Bu arada Washington’da, garip şeyler oluyor. Türkiye ile ilgili, sizlerin göremeyeceğiniz, ancak sonuçları ile sonra muhatap olacağınız, ilgi çekici gelişmeler. Geçmiş deneyimlere dayanarak, Türkiye için endişeliyim. Durumu biraz açmak gerekirse; 12 Eylül 1980 darbesi ardından, Türkiye’ye sevk edilen Amerikalı görevli konusunda, inanılmaz bir artış var. Ne zaman Washington’dan, Türkiye’ye yönelik bir proje veya plan uygulamaya konsa, bu konuda, hedef ülkeye, bir dizi görevli gönderilir. Projenin önemi ve zorluğu, gönderilen görevli sayısı ve türü ile ortaya çıkar. Zaten bunun ilk işareti, yeni atanan Büyükelçi Bass’ın itimatnamesini sunma dönemi olan bir iki ay bile Ankara’ya eski bir Büyükelçiyi maslahatgüzar olarak göndermelerinden belliydi.
Son günlerde Washington’dan Türkiye’ye gönderilmeye hazırlanan görevli sayısı, akıl almayacak boyutlara ulaştı. Ben bu sayıya, son 30 yıldır, ilk kez çıktığını görüyorum. Bunun da Türkiye’de önümüzdeki dönemde yeni ve büyük boyutta bir oyunun sahneye konacağı işareti olduğuna inanıyorum. Bu düzeyden veya sayıdan biraz daha azı Kenan Evren’in darbesi ardından, göreve gönderilen emekli Amerikan Büyükelçisi Morton Abramowitz dönemindekinden biraz daha fazla. Abramowitz baba Bush döneminde 1989’da Ankara’ya gönderildi. Daha önce Reagan tarafından atanmış bir iş adamı Hupe büyükelçilik yaptı.

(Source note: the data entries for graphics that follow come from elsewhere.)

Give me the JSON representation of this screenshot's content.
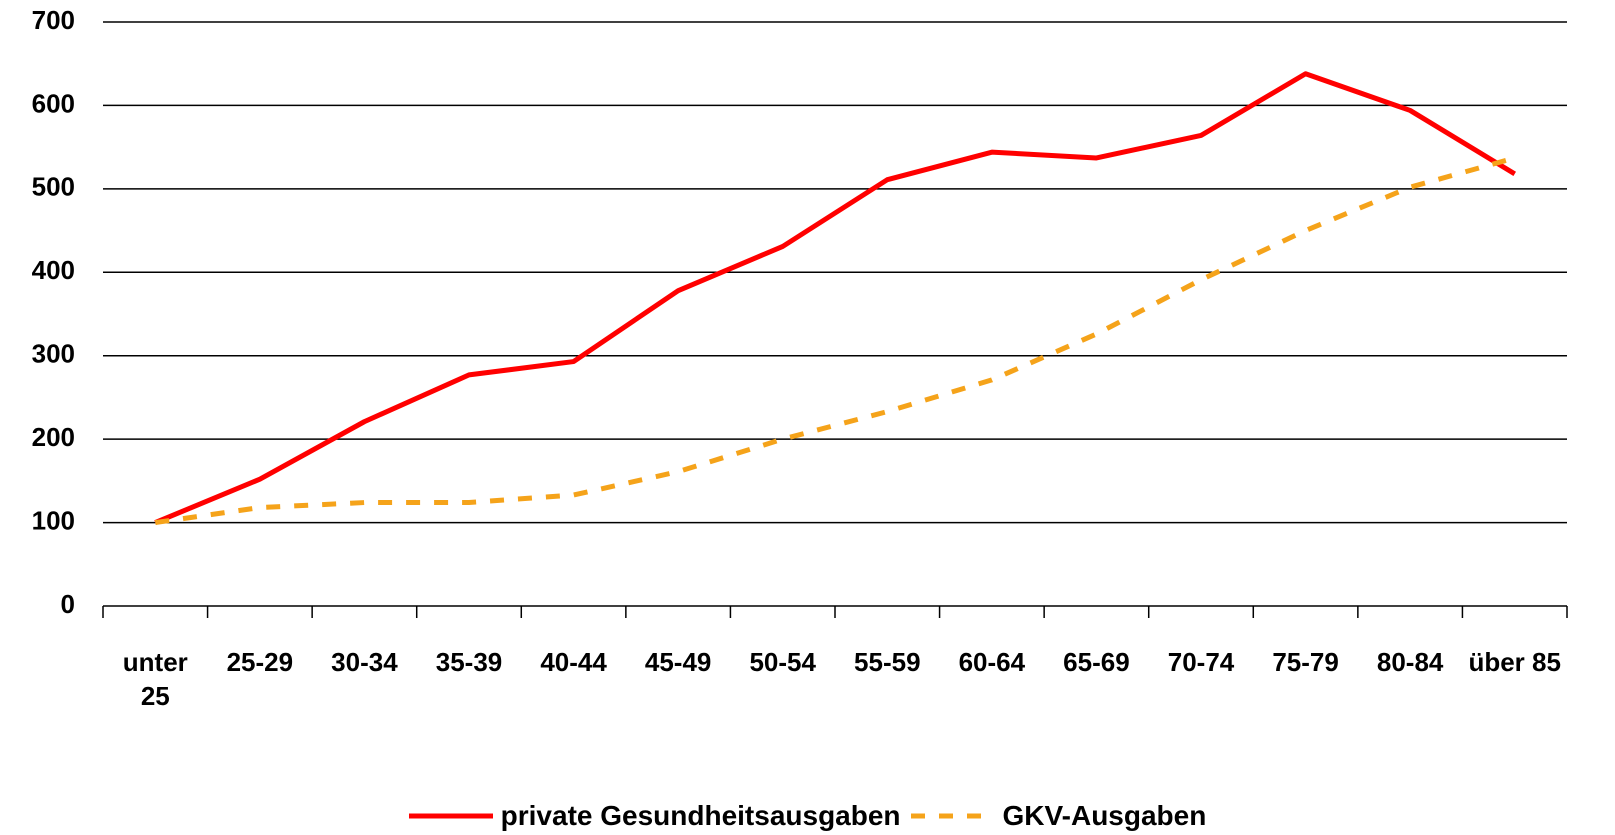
{
  "chart_data": {
    "type": "line",
    "categories": [
      "unter 25",
      "25-29",
      "30-34",
      "35-39",
      "40-44",
      "45-49",
      "50-54",
      "55-59",
      "60-64",
      "65-69",
      "70-74",
      "75-79",
      "80-84",
      "über 85"
    ],
    "series": [
      {
        "name": "private Gesundheitsausgaben",
        "color": "#ff0000",
        "style": "solid",
        "values": [
          100,
          152,
          221,
          277,
          293,
          378,
          431,
          511,
          544,
          537,
          564,
          638,
          594,
          518
        ]
      },
      {
        "name": "GKV-Ausgaben",
        "color": "#f5a31a",
        "style": "dashed",
        "values": [
          100,
          118,
          124,
          124,
          133,
          161,
          200,
          233,
          271,
          326,
          391,
          450,
          502,
          537
        ]
      }
    ],
    "ylim": [
      0,
      700
    ],
    "yticks": [
      0,
      100,
      200,
      300,
      400,
      500,
      600,
      700
    ],
    "grid": true,
    "legend": "bottom"
  }
}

Ne demek istediğime açıklık getireyim. Türkiye’de Amerikalı görevli akımı ne zaman artsa, ülkede birçok şey kökten değişti. Mesela Abramowitz dönemi tamamen Turgut Özal iktidarını kapsar. Anlaşılan, Erdoğan’ın Başbakanlığı da bırakmadığına tanık olduğumuz şu günlerde, ABD veya ABD yanlısı gruplar, Türkiye’de köklü bir değişime hazırlanıyor. Bu değişim, en tepeden en geniş ağa kadar olabilir. Ayrıca Türkiye’yi ekonomik bir felaketin beklediğini bir ekonomist olmayan ben bile görüyorsam, varın anlayın en hafifinden başımıza gelecekleri.
Yazıya başlarken, başta da yazdığım gibi, Çankaya’daki, Meclis’te konuşuyordu. Konuşmayı takip edince, sanki güvenoyu isteyen, yeni hükümetin başı konuşuyor gibi geldi bana. İnsanın sabırla, büyük bir hırs ve kini gizleyerek yapılan bu konuşmayı dinleyebilmesi için, yüreğinin çok geniş olması gerekiyor. Neyse, genel olarak, bu kışın Türkiye için kolay olmayacağı açık. Amerikan doları, dünya borsalarında düşerken, Türkiye’de zıplaması, ekonominin her yönünü etkileyeceğe benziyor.